Justin turned his profits from selling his pulling truck into what is now his 7,000 sq.-ft. diesel shop, Zeigler Diesel Performance in Canton, OH. The shop employs four full-time and two part-time team members, plus Justin and his wife Jennifer, who helps the shop with scheduling, billing and customer service. However, long before Zeigler Diesel Performance was even a thought, Justin had been learning tricks of the trade at a young age.
“I’ve basically been doing this my whole life,” he says. “My dad had a trucking company when I was a kid and I was always working on trucks with him. I learned as much as I could from a real early age. At about nine or 10 years old, I was out working on trucks with my dad.”
From there, Justin got an apprenticeship at Aim Nationalease working on heavy trucks, and went on to graduate at the top of his apprenticeship class, and did so as the youngest apprentice in the program.
“After that, I went through a couple shops, which expanded my knowledge,” he says. “Then I started building my own pulling truck. I was doing really well with it and that grew into working on my buddy’s trucks and then their buddies’ trucks and it kept growing. It grew from working out of my little 25´x25´ garage at my house as a side job to being so busy with side work that I really couldn’t justify going to my full-time job every day.”
As the story goes, Justin sold his pulling truck and used the money to go full-time on his own, opening Zeigler Diesel Performance (ZDP) three years ago. The shop works on everything diesel related from basic maintenance all the way to full, high-performance builds.
“We do it all,” Zeigler says. “We work on a ton of pickups. We do a lot of diesel truck pull stuff as well as diesel drag racing.”
While the shop has many in-house capabilities, ZDP utilizes outside machine shops for machining work on both stock and performance builds. Having built-up a great reputation in just a few years, ZDP recently received work from a new customer with a Ford Powerstroke.
“This customer had called around and couldn’t find anybody who was willing to rebuild his engine for him,” Zeigler says. “Then, he came across us.”
The customer had a 400,000-mile 7.3L Powerstroke engine in need of a rebuild. According to Zeigler, the engine had excessive blow by.
“He wanted to do a rebuild on it and turn up the power a little bit,” he says. “He’s pretty much put a whole new body on this truck, and the truck is worth putting the money into, so we rebuilt the engine for him.”
After tearing the engine apart, ZDP could see that cylinder five was gauged up pretty bad.
“It actually mounted the lower ring land on the piston and really chewed up the cylinder wall,” he says. “That’s where all the blow by was coming from. Believe it or not, the rest of the engine looked great. There was a little bit of cylinder glazing, but nothing crazy.”
From there, ZDP had the cylinders bored .010˝ over and the engine got a full factory Ford rebuild kit direct from Ford. Zeigler swapped out the cam with a Stage 2 Colt cam and put everything together with ARP head studs.
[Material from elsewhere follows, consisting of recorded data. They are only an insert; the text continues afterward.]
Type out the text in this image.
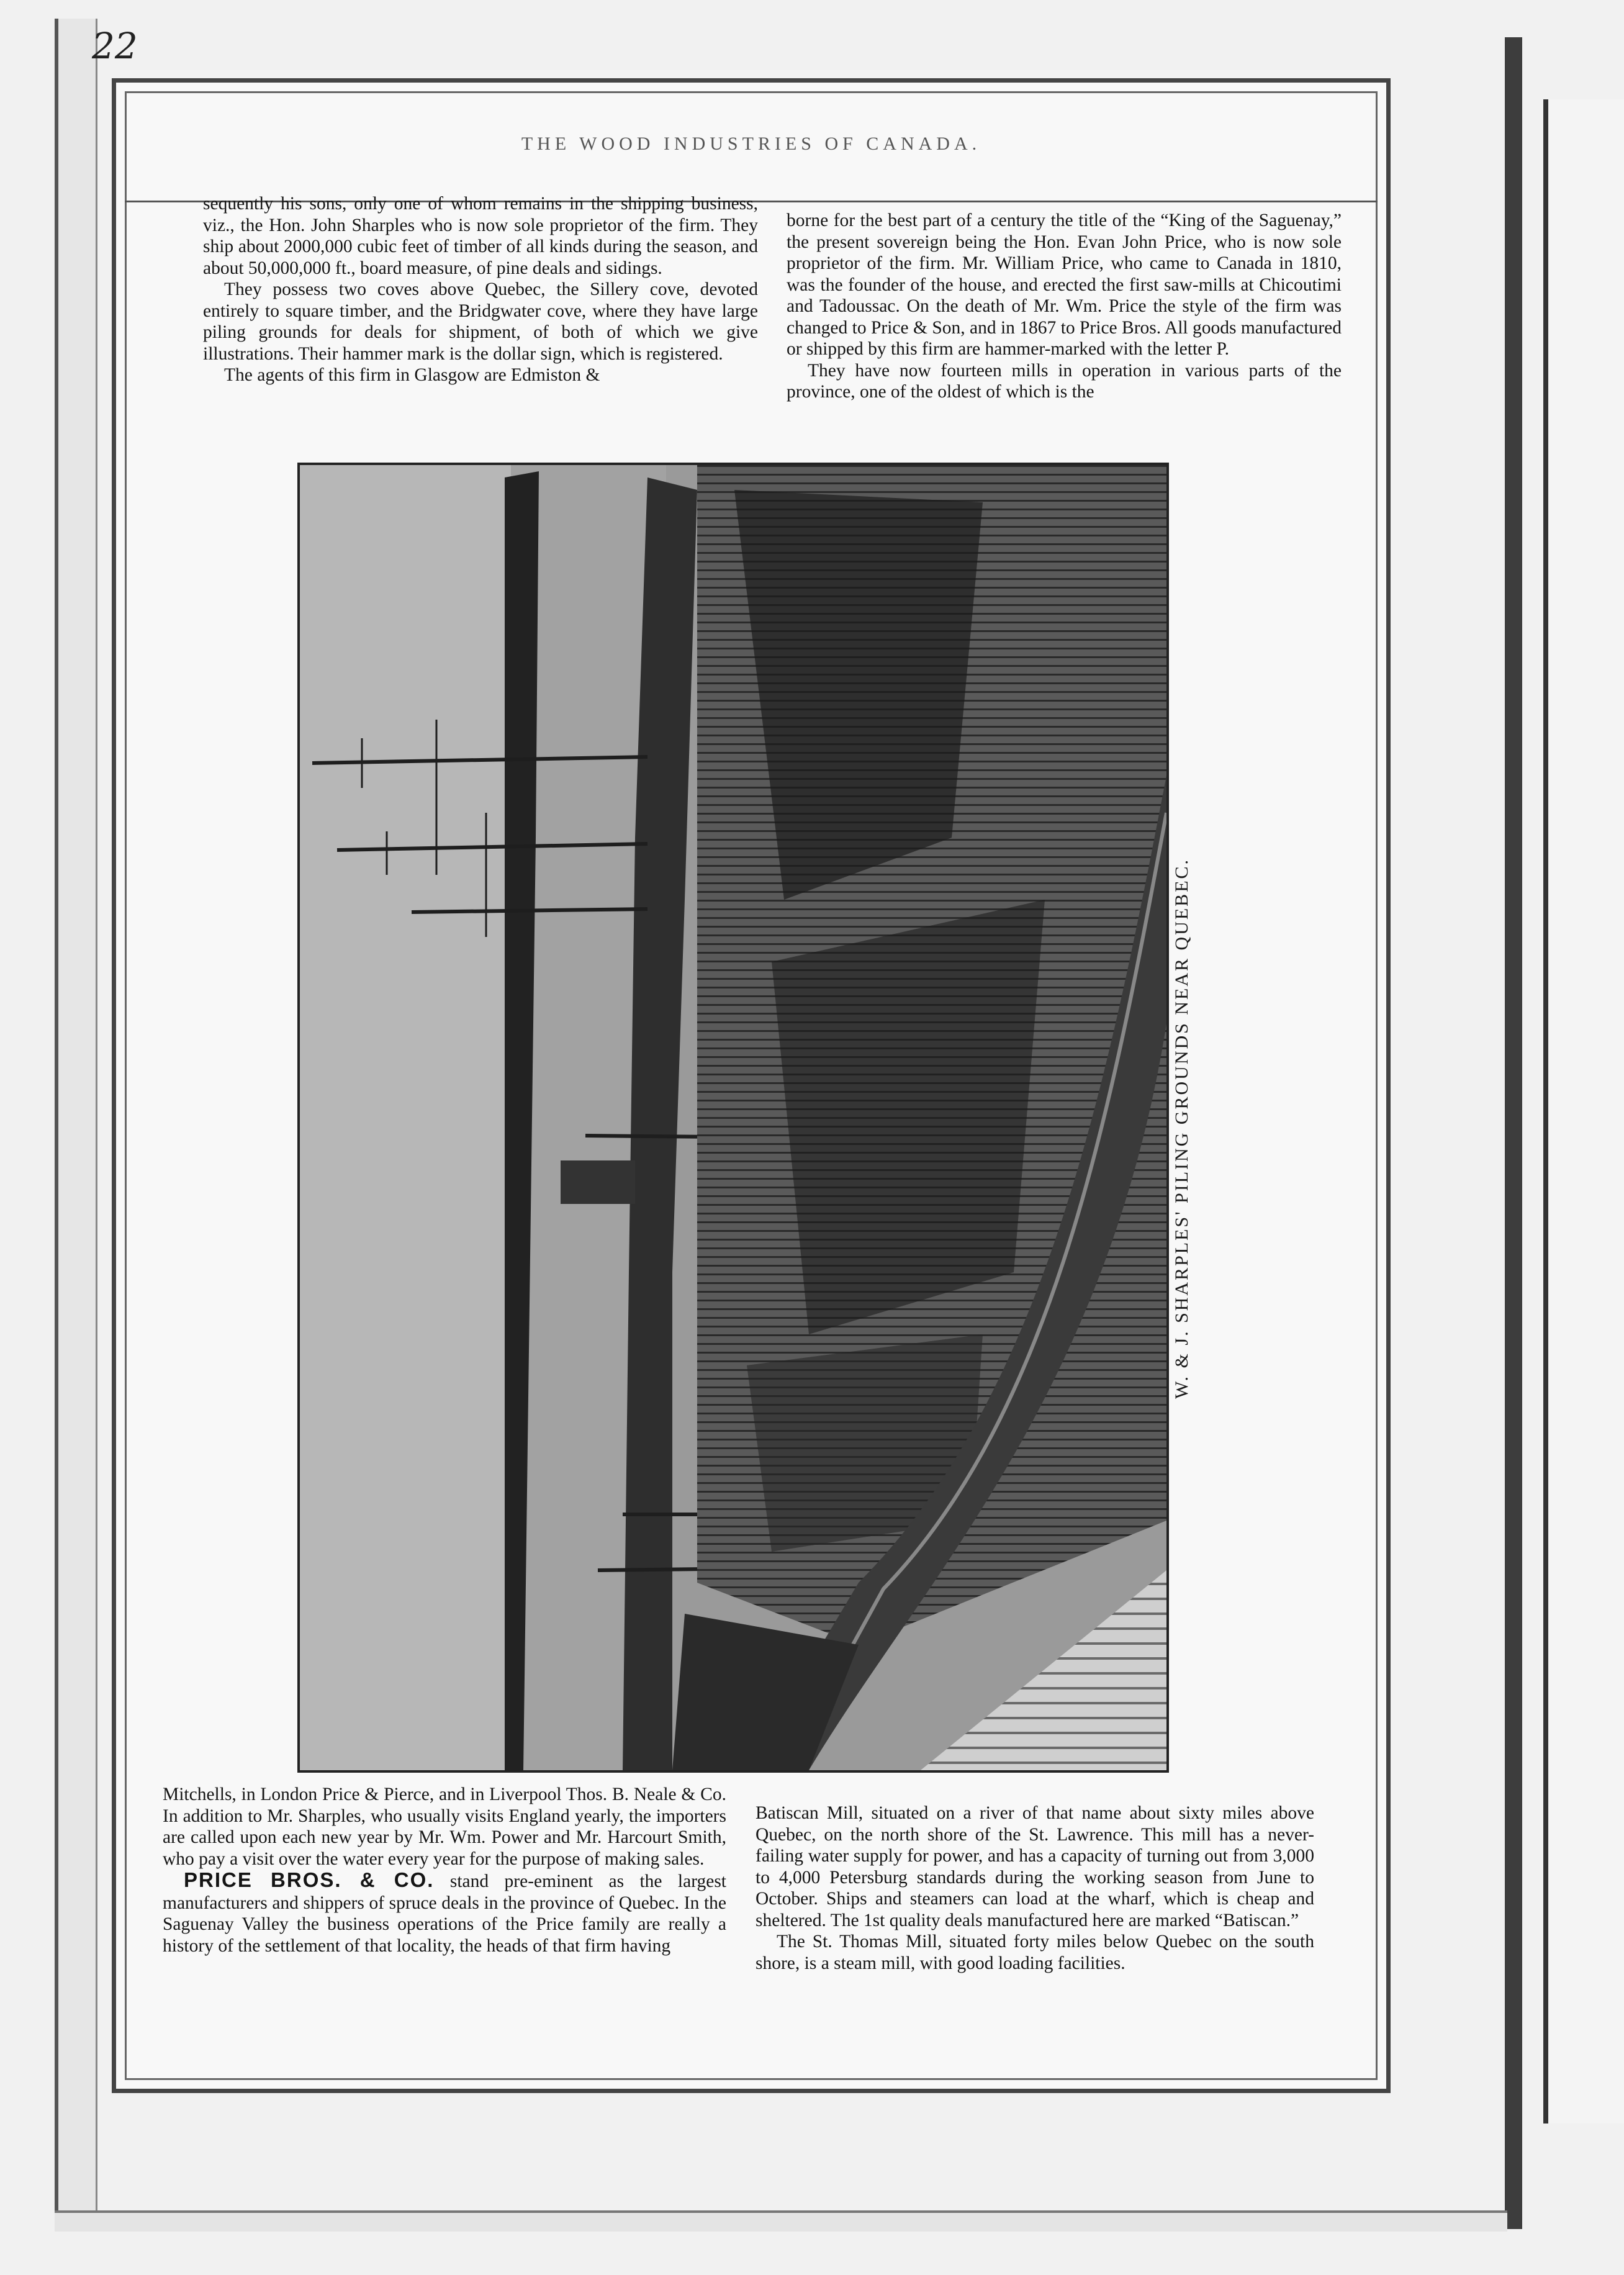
22
THE WOOD INDUSTRIES OF CANADA.

sequently his sons, only one of whom remains in the shipping business, viz., the Hon. John Sharples who is now sole proprietor of the firm. They ship about 2000,000 cubic feet of timber of all kinds during the season, and about 50,000,000 ft., board measure, of pine deals and sidings.

They possess two coves above Quebec, the Sillery cove, devoted entirely to square timber, and the Bridgwater cove, where they have large piling grounds for deals for shipment, of both of which we give illustrations. Their hammer mark is the dollar sign, which is registered.

The agents of this firm in Glasgow are Edmiston &

borne for the best part of a century the title of the “King of the Saguenay,” the present sovereign being the Hon. Evan John Price, who is now sole proprietor of the firm. Mr. William Price, who came to Canada in 1810, was the founder of the house, and erected the first saw-mills at Chicoutimi and Tadoussac. On the death of Mr. Wm. Price the style of the firm was changed to Price & Son, and in 1867 to Price Bros. All goods manufactured or shipped by this firm are hammer-marked with the letter P.

They have now fourteen mills in operation in various parts of the province, one of the oldest of which is the

W. & J. SHARPLES' PILING GROUNDS NEAR QUEBEC.

Mitchells, in London Price & Pierce, and in Liverpool Thos. B. Neale & Co. In addition to Mr. Sharples, who usually visits England yearly, the importers are called upon each new year by Mr. Wm. Power and Mr. Harcourt Smith, who pay a visit over the water every year for the purpose of making sales.

PRICE BROS. & CO. stand pre-eminent as the largest manufacturers and shippers of spruce deals in the province of Quebec. In the Saguenay Valley the business operations of the Price family are really a history of the settlement of that locality, the heads of that firm having

Batiscan Mill, situated on a river of that name about sixty miles above Quebec, on the north shore of the St. Lawrence. This mill has a never-failing water supply for power, and has a capacity of turning out from 3,000 to 4,000 Petersburg standards during the working season from June to October. Ships and steamers can load at the wharf, which is cheap and sheltered. The 1st quality deals manufactured here are marked “Batiscan.”

The St. Thomas Mill, situated forty miles below Quebec on the south shore, is a steam mill, with good loading facilities.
“As far as the engine goes, it didn’t really need extensive machine work,” he says. “Everything was pretty decent, especially for a 400,000-mile motor.”
The shop did put in BD Diesel’s manifold, up pipes and a turbo set up for more power that the customer was looking for, but the build was never intended to make world-changing power.
“This 7.3L Powerstroke is going to be a solid 400-450 horsepower at the tire and should be well over 1,000 ft.-lbs. of torque,” Zeigler says. “The engine should now run good, pull a trailer good and do everything it needs to do. This 7.3 is going in a full-on work truck, so it’s going to get used and abused.”